John Travolta, playing a glib, smirking, icily efficient intelligence operative determined to hack into a DEA slush fund to finance a secret war against anti-American terrorists, opens Dominic Sena’s glossy high-tech thriller with an amusing disquisition on the dreadful quality of Hollywood movies. He makes his point by expounding on the strengths and weaknesses of the 1975 bank-robbery drama “Dog Day Afternoon.” A canny bit of pandering to cinema buffs in the audience, the monologue is easily the cleverest thing in Skip Woods’ script, as well as a surprisingly gracious doff of the scribal hat, because despite its contemporary bravura and flash, “Swordfish” is clearly indebted to Sidney Lumey’s film, as well as to Hitchcock’s “North by Northwest.” The way in which Woods has transformed his borrowing, however, isn’t nearly so benign: the result utterly lacks either the gritty starkness of “Afternoon” or the lighthearted charm of “Northwest.” Instead “Swordfish” is a piece of ultra-slick trash in which the ubiquitous computer screens out-act all the human performers and the numerous explosions are choreographed and shot far more lovingly than the people they consume.
The plot, which confuses incoherence with intricacy, has to do with Gabriel Shear (Travolta), a mysterious Keyser Soze sort of fellow who enlists hard-luck ex-con computer hacker Stanley Jobson (Hugh Jackman) to worm his way into the bank records he needs to control in order to swipe the desired cash. (Stanley is initially reluctant, but is ultimately swayed by the prospect of the funds he needs to take his beloved young daughter away from his alcoholic ex-wife and a stepfather who finances porno flicks.) Also involved in the increasingly complicated shenanigans are Halle Berry as Shear’s gorgeous partner Ginger, who may be an undercover DEA plant (just think of the part Eva Marie Saint plays in “Northwest”), Don Cheadle as an FBI agent always three or four steps behind the criminals-with-a-cause, soccer star Vinnie Jones as Gabriel’s hard-nosed enforcer, and Sam Shepard as a corrupt senator in league with Shear but troubled by the possibility of getting caught–as well as a bewildering assortment of other lawmen, crooks and hangers-on. One would need an elaborate scorecard to work out who’s who and how and why characters are doing what they do–and probably a heavy dose of divine inspiration to penetrate the labyrinthine complexities of the increasingly absurd last act–but the effort would hardly be worth it, since all the characters have the texture of plywood and are played with the stiffness appropriate to it; it’s impossible to muster much of an emotional investment in the games such stick figures are playing or how they’ll turn out. To enjoy a film like this, you just have to put your brain on hold and go along for the sometimes exhilarating, always tacky ride.

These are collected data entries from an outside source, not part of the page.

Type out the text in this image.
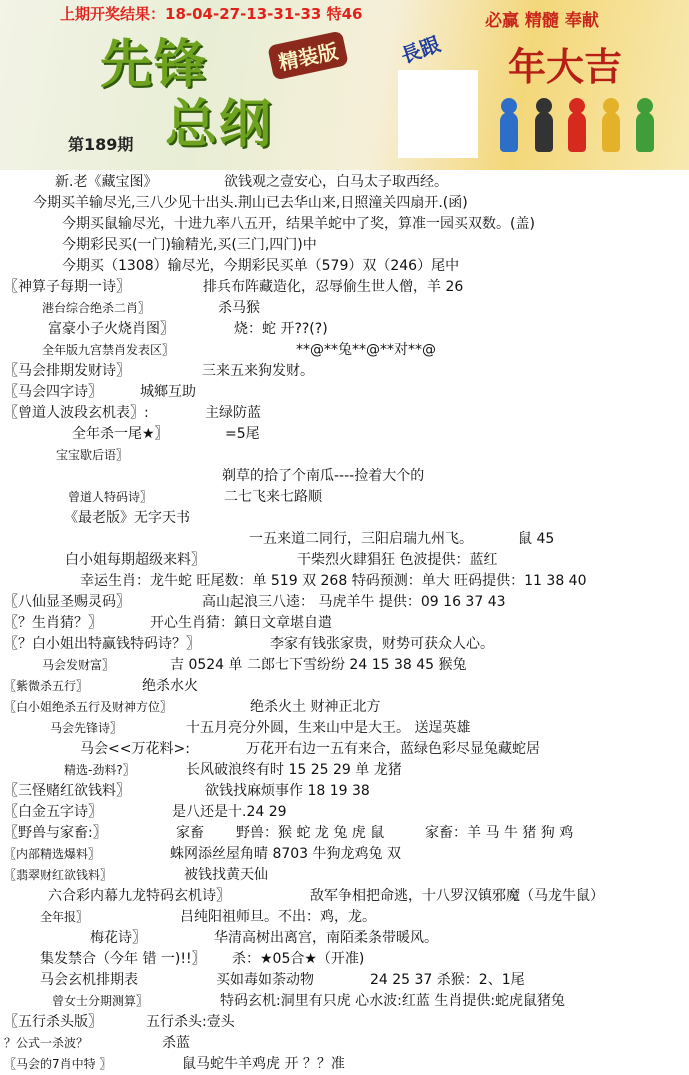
上期开奖结果：18-04-27-13-31-33 特46
先锋
总纲
精装版	長跟
必赢 精髓 奉献
年大吉
第189期
新.老《藏宝图》	欲钱观之壹安心，白马太子取西经。
今期买羊输尽光,三八少见十出头.荆山已去华山来,日照潼关四扇开.(函)
今期买鼠输尽光，十进九率八五开，结果羊蛇中了奖，算准一园买双数。(盖)
今期彩民买(一门)输精光,买(三门,四门)中
今期买（1308）输尽光，今期彩民买单（579）双（246）尾中
〖神算子每期一诗〗	排兵布阵藏造化，忍辱偷生世人僧，羊 26
港台综合绝杀二肖〗	杀马猴
富豪小子火烧肖图〗	烧：蛇 开??(?)
全年版九宫禁肖发表区〗	**@**兔**@**对**@
〖马会排期发财诗〗	三来五来狗发财。
〖马会四字诗〗	城鄉互助
〖曾道人波段玄机表〗:	主绿防蓝
全年杀一尾★〗	=5尾
宝宝歇后语〗
剃草的拾了个南瓜----捡着大个的
曾道人特码诗〗	二七飞来七路顺
《最老版》无字天书
一五来道二同行，三阳启瑞九州飞。	鼠 45
白小姐每期超级来料〗	干柴烈火肆猖狂 色波提供：蓝红
幸运生肖：龙牛蛇 旺尾数：单 519 双 268 特码预测：单大 旺码提供：11 38 40
〖八仙显圣赐灵码〗	高山起浪三八逵： 马虎羊牛 提供：09 16 37 43
〖？生肖猜？〗	开心生肖猜：鎮日文章堪自遣
〖？白小姐出特赢钱特码诗？〗	李家有钱张家贵，财势可获众人心。
马会发财富〗	吉 0524 单 二郎七下雪纷纷 24 15 38 45 猴兔
〖紫微杀五行〗	绝杀水火
〖白小姐绝杀五行及财神方位〗	绝杀火土 财神正北方
马会先锋诗〗	十五月亮分外圆，生来山中是大王。 送逞英雄
马会<<万花料>:	万花开右边一五有来合，蓝绿色彩尽显兔藏蛇居
精选-劲料?〗	长风破浪终有时 15 25 29 单 龙猪
〖三怪赌红欲钱料〗	欲钱找麻烦事作 18 19 38
〖白金五字诗〗	是八还是十.24 29
〖野兽与家畜:〗	家畜 野兽：猴 蛇 龙 兔 虎 鼠	家畜：羊 马 牛 猪 狗 鸡
〖内部精选爆料〗	蛛网添丝屋角晴 8703 牛狗龙鸡兔 双
〖翡翠财红欲钱料〗	被钱找黄天仙
六合彩内幕九龙特码玄机诗〗	敌军争相把命逃，十八罗汉镇邪魔（马龙牛鼠）
全年报〗	吕纯阳祖师旦。不出：鸡，龙。
梅花诗〗	华清高树出离宫，南陌柔条带暖风。
集发禁合（今年 错 一)!!〗 杀：★05合★（开准)
马会玄机排期表	买如毒如荼动物	24 25 37 杀猴：2、1尾
曾女士分期测算〗	特码玄机:洞里有只虎 心水波:红蓝 生肖提供:蛇虎鼠猪兔
〖五行杀头版〗	五行杀头:壹头
？公式一杀波？	杀蓝
〖马会的7肖中特 〗	鼠马蛇牛羊鸡虎 开 ？？准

Sena clearly isn’t much concerned about the humans standing in front of his camera. What he obviously relishes is staging massive car (and foot) chases, eye-catching explosions, and protracted gunfights, combining whirling camera moves and whiplash editing with such abandon that the overall effect is positively vertiginous. He also enjoys focusing on dancing numbers and figures on glowing computer monitors–and, to be honest, some of the graphics displayed, while completely meaningless, are quite attractively composed. To be fair, Sena’s work here does eschew the turgid pacing that afflicted his last picture, the literally unwatchable “Gone in 60 Seconds,” but its frantic quality grows more than a little tiresome in the picture’s final third. Against all the debris, flying bullets and flickering data entries, the actors fade into near irrelevance. Travolta recycles his “Pulp Fiction” hairdo and sinister “Broken Arrow” smugness in a portrait of elegant evil that James Mason might once have envied, but it’s a shallow part that hardly tests his mettle. Jackman is handsome and vigorous as the proverbial good guy forced into a compromising position, but after his scene-stealing turn as Wolverine, one regrets his playing a character who’s mostly defined by his fashionably unshaved stubble and a prominent earring. Berry shows no acting ability whatever, but does appear in various stages of undress–unfortunately, to less effect than you might imagine. Cheadle is wasted as the energetic lawman, as is Shepard as the noxious politico. The remainder of the cast is strictly cannon fodder. As is so frequent in cases like this, the stunt and effect teams are the real stars.
As far as brainless summer popcorn movies go, “Swordfish” is certainly glossy and action-filled enough to satiate audiences hungry for such vacuous fluff, and it definitely beats most recent examples of the action genre (though considering dross like “Driven,” that’s not saying much). Despite the fact that fish is supposed to be a nutritious and healthful food, however, behind the surface glitter and glare the picture offers painfully little in the way of cinematic nourishment.